I roll my eyes and place my hand on his chest. “You said you’d play me some of your music. I haven’t heard it yet.”

He grins. “I guess that’s true. How about I get us some water and when you’re ready, come out to the living room and I’ll put on the stereo.”

“Okay.” He goes to get up, but I grab his arm. “Wait.”

“What’s wrong?” he asks.

I scan his face, fingers running down his exposed neck. “I just—I want you to know that I feelsomething. . .”

He raises his eyebrows. “Oh?”

“In here,” I say, placing his hand on my heart. “I know I shouldn’t say the words . . .”

He holds his breath. Waiting to hear what I have to say. Desperate for me to say it.

“So I won’t say it. Not yet. But I do—feel them, I mean.”

He kisses me so tenderly my heart might actually burst. “I do too.”

I watch from the bed as he gets up, throws on a pair of sweatpants, then walks out the door. My muscles are sore and stiff, and for a while, I simply lie on the bed, staring at the ceiling and thinking about nothing. I was tired before, but now? I’m both exhausted and wide awake, brain buzzing.

Finally, I peel myself off the sheets and try to stretch out my limbs. I grab Joel’s sleeveless shirt from the floor and pull it on over myself, then find my panties, which somehow landed on the lampshade. As I walk toward the door, I catch sight of myself in the mirror above Joel’s dresser. My hair is utterly wild. My lips are swollen, my eyes bright. I’m glowing, but disheveled, and it might be the prettiest I’ve ever felt.

I fluff my hair and smile, then head out the door and down the hallway. When I enter the living room, the gas fireplace is on and Joel is standing in front of a wall unit housing a complicated-looking stereo system.

I sidle up to him and wrap my arms around his stomach. “I thought you were going to play your guitar for me.”

He rubs his hands along my arms. “I would, but my fingers are dead tired. I promise I’ll give you the live version another time. Besides, I don’t sing or play the melody, so you should hear the full versions first.”

“Okay,” I say, and after he sets the needle on the album with a gorgeous blond girl on the front looking positively scandalous, he pulls me over onto the couch.

The music starts harsh and fast, and compared to my own old-fashioned tastes, it takes a moment to adjust—to appreciate it and let myself hear the melodies. Joel can barely sit still next to me—his fingers, which don’t look tired in the slightest, play an invisible rhythm on his thigh—and I smile softly at just how fucking cute he is. His face lights up like a kid on Christmas morning and I can’t take my eyes off him.

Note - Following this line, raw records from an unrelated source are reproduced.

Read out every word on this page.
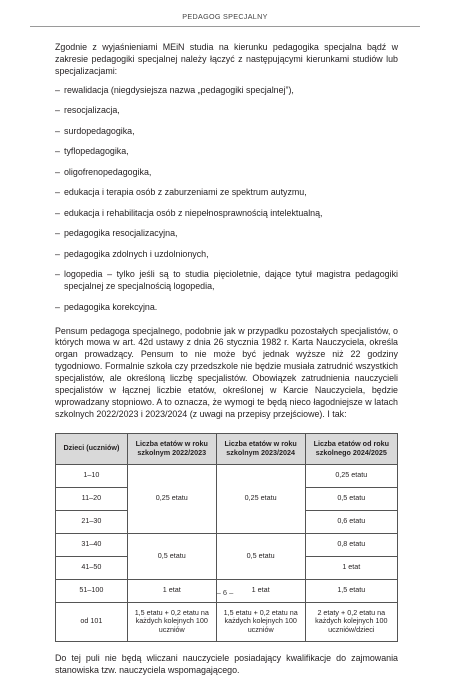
PEDAGOG SPECJALNY

Zgodnie z wyjaśnieniami MEiN studia na kierunku pedagogika specjalna bądź w zakresie pedagogiki specjalnej należy łączyć z następującymi kierunkami studiów lub specjalizacjami:

– rewalidacja (niegdysiejsza nazwa „pedagogiki specjalnej”),
– resocjalizacja,
– surdopedagogika,
– tyflopedagogika,
– oligofrenopedagogika,
– edukacja i terapia osób z zaburzeniami ze spektrum autyzmu,
– edukacja i rehabilitacja osób z niepełnosprawnością intelektualną,
– pedagogika resocjalizacyjna,
– pedagogika zdolnych i uzdolnionych,
– logopedia – tylko jeśli są to studia pięcioletnie, dające tytuł magistra pedagogiki specjalnej ze specjalnością logopedia,
– pedagogika korekcyjna.

Pensum pedagoga specjalnego, podobnie jak w przypadku pozostałych specjalistów, o których mowa w art. 42d ustawy z dnia 26 stycznia 1982 r. Karta Nauczyciela, określa organ prowadzący. Pensum to nie może być jednak wyższe niż 22 godziny tygodniowo. Formalnie szkoła czy przedszkole nie będzie musiała zatrudnić wszystkich specjalistów, ale określoną liczbę specjalistów. Obowiązek zatrudnienia nauczycieli specjalistów w łącznej liczbie etatów, określonej w Karcie Nauczyciela, będzie wprowadzany stopniowo. A to oznacza, że wymogi te będą nieco łagodniejsze w latach szkolnych 2022/2023 i 2023/2024 (z uwagi na przepisy przejściowe). I tak:

Dzieci (uczniów)	Liczba etatów w roku szkolnym 2022/2023	Liczba etatów w roku szkolnym 2023/2024	Liczba etatów od roku szkolnego 2024/2025
1–10	0,25 etatu	0,25 etatu	0,25 etatu
11–20			0,5 etatu
21–30			0,6 etatu
31–40	0,5 etatu	0,5 etatu	0,8 etatu
41–50			1 etat
51–100	1 etat	1 etat	1,5 etatu
od 101	1,5 etatu + 0,2 etatu na każdych kolejnych 100 uczniów	1,5 etatu + 0,2 etatu na każdych kolejnych 100 uczniów	2 etaty + 0,2 etatu na każdych kolejnych 100 uczniów/dzieci

Do tej puli nie będą wliczani nauczyciele posiadający kwalifikacje do zajmowania stanowiska tzw. nauczyciela wspomagającego.

– 6 –
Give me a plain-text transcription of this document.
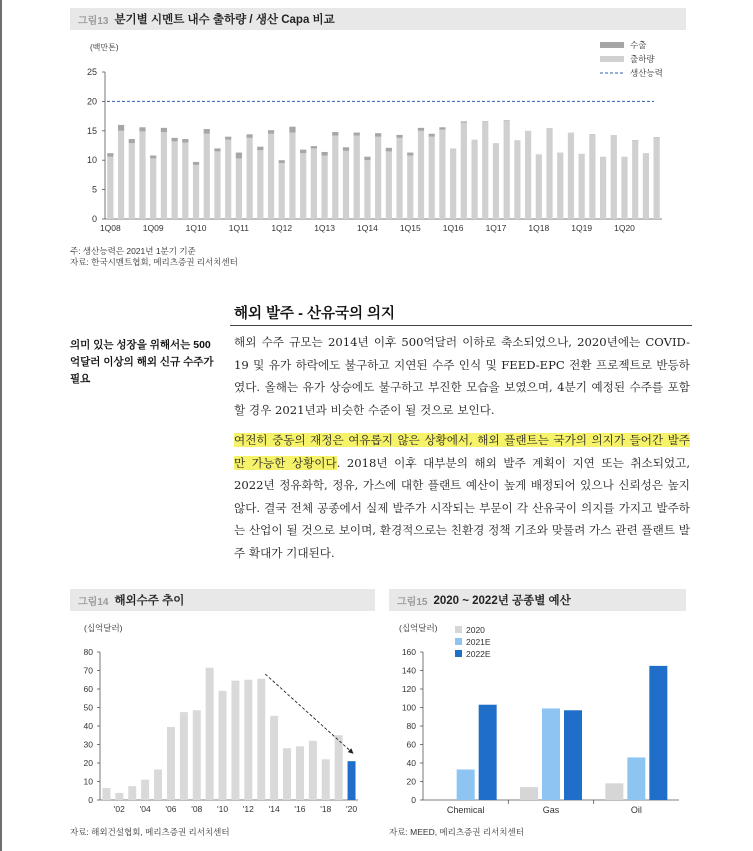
그림13 분기별 시멘트 내수 출하량 / 생산 Capa 비교
(백만톤)
0
5
10
15
20
25
1Q08	1Q09	1Q10	1Q11	1Q12	1Q13	1Q14	1Q15	1Q16	1Q17	1Q18	1Q19	1Q20
수출
출하량
생산능력
주: 생산능력은 2021년 1분기 기준
자료: 한국시멘트협회, 메리츠증권 리서치센터
해외 발주 - 산유국의 의지
의미 있는 성장을 위해서는 500억달러 이상의 해외 신규 수주가 필요
해외 수주 규모는 2014년 이후 500억달러 이하로 축소되었으나, 2020년에는 COVID-19 및 유가 하락에도 불구하고 지연된 수주 인식 및 FEED-EPC 전환 프로젝트로 반등하였다. 올해는 유가 상승에도 불구하고 부진한 모습을 보였으며, 4분기 예정된 수주를 포함할 경우 2021년과 비슷한 수준이 될 것으로 보인다.
여전히 중동의 재정은 여유롭지 않은 상황에서, 해외 플랜트는 국가의 의지가 들어간 발주만 가능한 상황이다. 2018년 이후 대부분의 해외 발주 계획이 지연 또는 취소되었고, 2022년 정유화학, 정유, 가스에 대한 플랜트 예산이 높게 배정되어 있으나 신뢰성은 높지 않다. 결국 전체 공종에서 실제 발주가 시작되는 부문이 각 산유국이 의지를 가지고 발주하는 산업이 될 것으로 보이며, 환경적으로는 친환경 정책 기조와 맞물려 가스 관련 플랜트 발주 확대가 기대된다.
그림14 해외수주 추이
(십억달러)
0
10
20
30
40
50
60
70
80
'02 '04 '06 '08 '10 '12 '14 '16 '18 '20
자료: 해외건설협회, 메리츠증권 리서치센터
그림15 2020 ~ 2022년 공종별 예산
(십억달러)
0
20
40
60
80
100
120
140
160
Chemical	Gas	Oil
2020
2021E
2022E
자료: MEED, 메리츠증권 리서치센터
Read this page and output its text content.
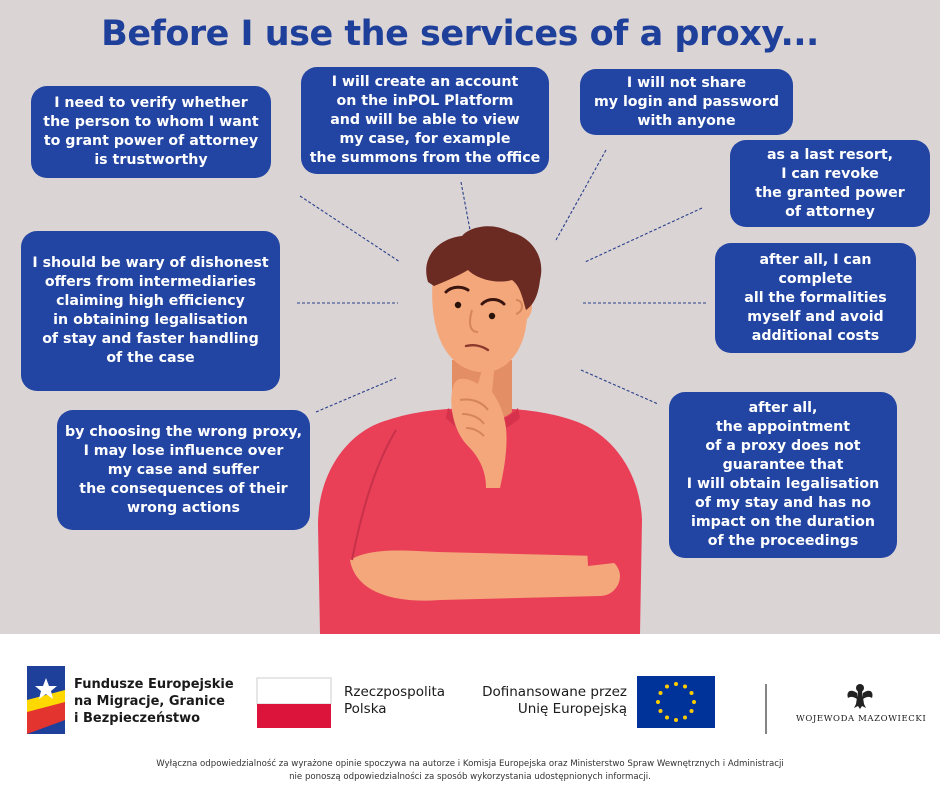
Before I use the services of a proxy...
I need to verify whether
the person to whom I want
to grant power of attorney
is trustworthy
I will create an account
on the inPOL Platform
and will be able to view
my case, for example
the summons from the office
I will not share
my login and password
with anyone
as a last resort,
I can revoke
the granted power
of attorney
I should be wary of dishonest
offers from intermediaries
claiming high efficiency
in obtaining legalisation
of stay and faster handling
of the case
after all, I can complete
all the formalities
myself and avoid
additional costs
by choosing the wrong proxy,
I may lose influence over
my case and suffer
the consequences of their
wrong actions
after all,
the appointment
of a proxy does not
guarantee that
I will obtain legalisation
of my stay and has no
impact on the duration
of the proceedings
Fundusze Europejskie
na Migracje, Granice
i Bezpieczeństwo
Rzeczpospolita
Polska
Dofinansowane przez
Unię Europejską
WOJEWODA MAZOWIECKI
Wyłączna odpowiedzialność za wyrażone opinie spoczywa na autorze i Komisja Europejska oraz Ministerstwo Spraw Wewnętrznych i Administracji
nie ponoszą odpowiedzialności za sposób wykorzystania udostępnionych informacji.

“What do you think?” he asks.

“I like it,” I admit. True, it’s not my preferred genre, but I can feel him shine through the music.

His head starts to bob. “Oh, I love this part, listen . . .”

There’s a complicated guitar solo that plays at breakneck speed, and I can’t help but be impressed that someone has managed to put so many notes together so seamlessly.

“James absolutely kills that riff live,” he says.

“James plays the guitar?” I ask. He’s never actually told me the names of his bandmates.

“Yeah, James on lead, Dave on drums and—” He nods, then stands abruptly as something in the music changes. “Here comes Key with the lyrics.”

The music warbles in the distance as if I’ve suddenly been plunged into an icy cold river. My body shivers, and I can’t hear anything past the ringing in my ears. Nausea rolls in my stomach, and the pleasant ache I felt throughout my body a moment ago turns every inch to agony.

“Wha—what did you just say?”

My voice is far away. I’m having an out-of-body experience. I can see myself frozen in fear on the couch as Joel plays air guitar in front of me, no idea he just said the one thing that could completely shatter me.

“Key,” he says, none the wiser. “He plays rhythm guitar and is the lead singer. Can you believe this guy started out as a do-gooder church boy from Iowa?”

Joel grabs a picture frame off the shelf above the stereo and hands it to me. There are four men. A tall blond with long hair holds a pair of drumsticks in the air above him. He stands next to a young man with long, curly black hair and dark eyes—their free arms wrapped around each other with the kind of carefree smiles that must come from doing what you love. But what stops my heart in my chest are the two boys next to them.

With his silky dark hair and million-dollar smile is Joel. But the fourth one. The final one—his eyes are more than familiar. How many times have I dreamt about his eyes, that face? How many nights have I stayed up filled with anger and regret and overthinking so many things? How much have I mourned what we had together?